Pourquoi un tel revirement de jurisprudence ? Parce que l’obligation d’information du médecin a seul pour objet d’obtenir le consentement éclairé du patient ?
Si on s’en tient à ce raisonnement, il semblerait que la Cour de cassation ait voulu faire une application stricte de cette obligation d’information dont le non-respect se traduit uniquement par l’absence d’un consentement éclairé. A cette occasion, pour la Cour de cassation, ce défaut d’information ne serait qu’une perte de chance d’échapper au risque qui s’est finalement réalisé. Dès lors, alors même qu’il soit possible que d’autres préjudices aient été causés par cette violation, ici un préjudice moral, la seule indemnisation acceptable est le seul préjudice causé par la violation de l’obligation d’information, à savoir, le défaut de consentement du patient victime.
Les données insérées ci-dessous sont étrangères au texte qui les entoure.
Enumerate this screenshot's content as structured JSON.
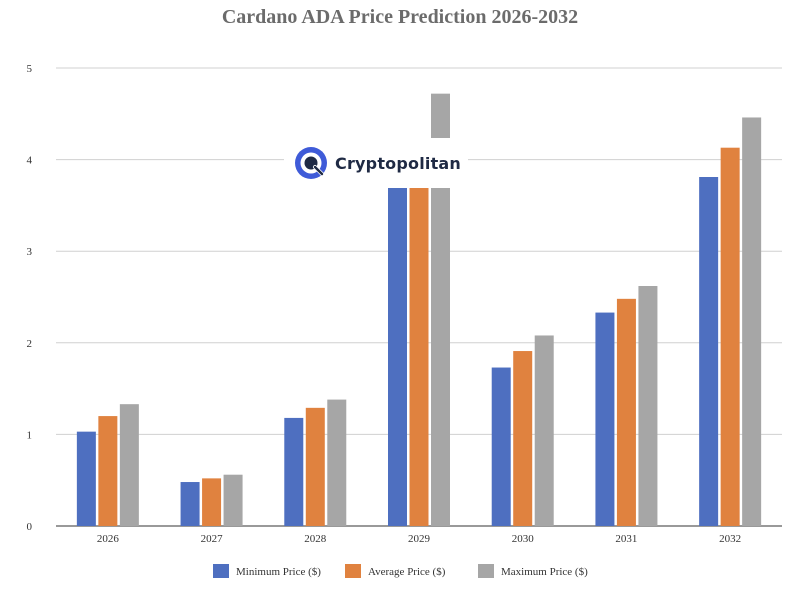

Il semble que la Cour de cassation se soit basée sur le principe de la relativité aquilienne qui veut qu’en cas de violation d’une norme, seuls soient réparables les types de préjudices que la norme avait juste pour but de prévenir . Pourtant, la Cour de cassation a décidé dernièrement que tout manquement contractuel peut être source de responsabilité délictuelle à l’égard des tiers pour l’auteur du manquement . Dès lors, ici, la violation de l’obligation contractuelle se trouve « dé-relativisée », sa violation peut être invoquée par toute personne aux intérêts de qui elle a portée atteinte, même si cette obligation n’avait pas pour but de protéger ou garantir ces intérêts.
Finalement, selon Monsieur STOFFEL-MUNCK, « on parvient ainsi à une situation très paradoxale : à l’heure même où la Cour de cassation supprime la relativité des obligations contractuelles, au rebours des principes les plus fondamentaux de notre droit, elle proclame le caractère extracontractuel de l’obligation d’information du médecin (visa de l’article 1382 du Code civil) et affirme du même coup, là encore à l’encontre des règles traditionnelles du droit français, la relativité de cette obligation, dont la violation ne peut être invoquée que pour autant qu’elle a porté atteinte à l’intérêt que l’obligation visait à protéger. La relativité, chassée par la porte du champ contractuel, reviendrait donc par la fenêtre dans le domaine extracontractuel ».
Cette notion de « relativité des devoirs » dans le droit de la responsabilité extracontractuelle emporte l’approbation de certains auteurs, qui considèrent alors que tout préjudice n’est pas nécessairement réparable. Selon eux, il serait plus favorable aux victimes d’admettre un droit de la responsabilité dont la générosité à l’égard des victimes se manifeste un peu moins sur le plan des principes et un peu plus dans le montant des indemnités allouées.
Pour autant, cette conception semble critiquable. Une victime est-elle en mesure d’accepter de renoncer à son droit à réparation pour le préjudice qu’elle a subi ? Nul ne doute que non, surtout que le patient victime, en situation de faiblesse, a toujours été protégé.